La Cour interaméricaine devait décider si l’État du Panama a violé le droit à la liberté d’expression consacré à l’article 13 de la Convention américaine relative aux droits de l’homme (CADH) lorsqu’il a condamné Tristán Donoso à une peine pénale et au paiement de dommages et intérêts pour avoir annoncé publiquement que le procureur général de l’époque avait illégalement mis sur écoute et divulgué ses conversations privées. En particulier, lorsque l’agent public avait été déclaré innocent dudit crime.

La Cour a réaffirmé que l’article 13 de la Convention sur les droits de l’homme garantissait la liberté d’expression à tous et qu’il ne s’agissait donc pas d’un droit limité à une profession ou à un groupe spécifique de personnes. Elle a indiqué que la liberté d’expression comprend le droit « de rechercher, de recevoir et de communiquer des renseignements et des idées de toutes sortes, ainsi que de recevoir les informations et les idées divulguées par autrui et d’y avoir accès » [para. 109].

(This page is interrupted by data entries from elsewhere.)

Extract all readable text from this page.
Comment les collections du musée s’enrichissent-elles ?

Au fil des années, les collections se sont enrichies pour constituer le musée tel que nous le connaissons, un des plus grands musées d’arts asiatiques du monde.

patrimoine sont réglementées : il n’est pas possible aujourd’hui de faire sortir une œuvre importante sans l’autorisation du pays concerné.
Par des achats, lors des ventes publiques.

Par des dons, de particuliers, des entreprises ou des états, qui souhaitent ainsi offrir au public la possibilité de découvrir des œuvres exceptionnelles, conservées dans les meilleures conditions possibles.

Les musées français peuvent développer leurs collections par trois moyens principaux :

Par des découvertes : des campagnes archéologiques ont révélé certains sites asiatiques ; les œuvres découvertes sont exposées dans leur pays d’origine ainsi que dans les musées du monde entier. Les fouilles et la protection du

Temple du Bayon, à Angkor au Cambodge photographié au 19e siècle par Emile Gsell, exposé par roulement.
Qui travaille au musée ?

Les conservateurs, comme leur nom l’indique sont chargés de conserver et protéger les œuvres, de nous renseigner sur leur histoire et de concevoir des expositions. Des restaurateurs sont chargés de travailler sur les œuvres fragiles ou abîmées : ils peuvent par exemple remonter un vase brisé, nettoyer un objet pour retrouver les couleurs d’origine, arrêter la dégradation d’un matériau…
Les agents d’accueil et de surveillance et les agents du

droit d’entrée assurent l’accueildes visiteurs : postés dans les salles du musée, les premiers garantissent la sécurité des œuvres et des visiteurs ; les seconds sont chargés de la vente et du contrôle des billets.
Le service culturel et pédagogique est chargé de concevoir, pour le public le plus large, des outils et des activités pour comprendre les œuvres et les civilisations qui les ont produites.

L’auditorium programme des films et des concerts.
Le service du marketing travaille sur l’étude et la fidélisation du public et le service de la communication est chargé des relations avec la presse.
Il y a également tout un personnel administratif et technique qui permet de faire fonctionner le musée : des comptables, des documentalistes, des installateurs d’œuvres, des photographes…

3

S’agissant du droit à l’honneur, protégé en vertu de l’article 11 de la Convention sur les droits de l’homme, la Cour a rappelé que les discours impliquant l’aptitude d’un individu à occuper une fonction publique ou la conduite d’agents publics bénéficient d’un niveau de protection plus élevé. La Cour a rappelé que dans une démocratie, les activités des agents publics « vont au-delà de leur vie privée et s’étendent pour entrer dans l’arène du débat public. Ce seuil n’est pas basé sur la qualité de l’individu, mais plutôt sur l’intérêt que porte le public aux activités que l’agent accomplit. [para. 115]. De plus, « cette norme différente de protection de l’honneur est justifiée par le fait que les fonctionnaires publics s’exposent volontairement au contrôle de la société, ce qui entraîne un plus grand risque d’atteinte à leur honneur et aussi la possibilité – compte tenu de leur statut – d’avoir une plus grande influence sociale et un accès facile aux médias pour fournir des explications ou rendre compte des événements auxquels ils participent » [para. 122].

En conséquence, la Cour a souligné que « le pouvoir judiciaire doit tenir compte du contexte dans lequel les déclarations portant sur des questions d’intérêt public sont faites ; Le juge « évalue le respect des droits et de la réputation d’autrui par rapport à la valeur, dans une société démocratique, d’un débat ouvert sur des questions d’intérêt public » [para. 123].

A cet égard, la Cour a rappelé que le droit à la liberté d’expression n’est pas absolu et que la Convention envisage la possibilité d’établir des responsabilités ultérieures en cas d’abus de cette liberté. Ces restrictions doivent être exceptionnelles et respecter les normes établies par l’article 13.2 de la CADH : elles doivent être prévues par la loi, viser un objectif légitime et être appropriées, nécessaires et proportionnées.

Dans l’affaire examinée, la Cour a indiqué que le crime de fausse imputation d’un crime passible d’action publique (calomnie) pour lequel Tristán Donoso a été condamné, était prévu par la loi dans un sens formel et matériel. En outre, la Cour a fait valoir que la protection de la réputation et de l’honneur d’un individu était un but légitime conforme à la Convention et que les procédures pénales étaient un mécanisme approprié pour atteindre cet objectif.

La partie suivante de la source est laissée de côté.